Kokoro TTS

Kokoro TTS is an open-source text-to-speech (TTS) model that transforms text into natural-sounding speech with remarkable efficiency. Despite its compact size of 82 million parameters, it delivers high-quality voice synthesis comparable to models ten times larger.

Configuration Options

Model Settings

Model: Specify the Kokoro ONNX model file.
- Example: hf:hexgrad/Kokoro-82M:kokoro-v0_19.onnx
Models Directory: Define the directory where models are stored.
- Default: Data/HuggingFace
- Note: Save and refresh the page to update the models list after making changes.

Options

Thinking Speech:

Specify the sounds generated while the AI “thinks” or processes speech.

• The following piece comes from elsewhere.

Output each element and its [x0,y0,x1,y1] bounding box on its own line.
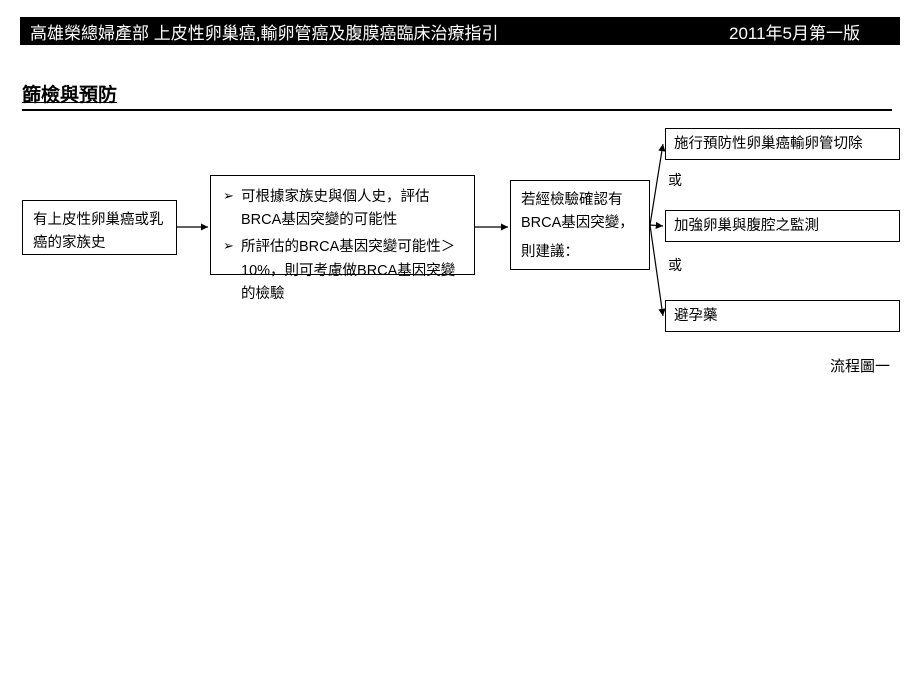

Enter one sound file per line.

Defaults

Default Female Voice: The default voice used when a female character does not specify one.
- Default: bf_isabella
Default Male Voice: The default voice used when a male character does not specify one.
- Default: am_adam

Available Voices

Below is a list of all available voices that can be used in Kokoro:

Female Voices:
- af_bella
- af_nicole
- af_sarah
- af_sky
- bf_emma
- bf_isabella
Male Voices:
- am_adam
- am_michael
- bm_george
- bm_lewis

Device Settings

Use Cuda:

Enable GPU usage for faster performance. If disabled, the CPU will be used instead.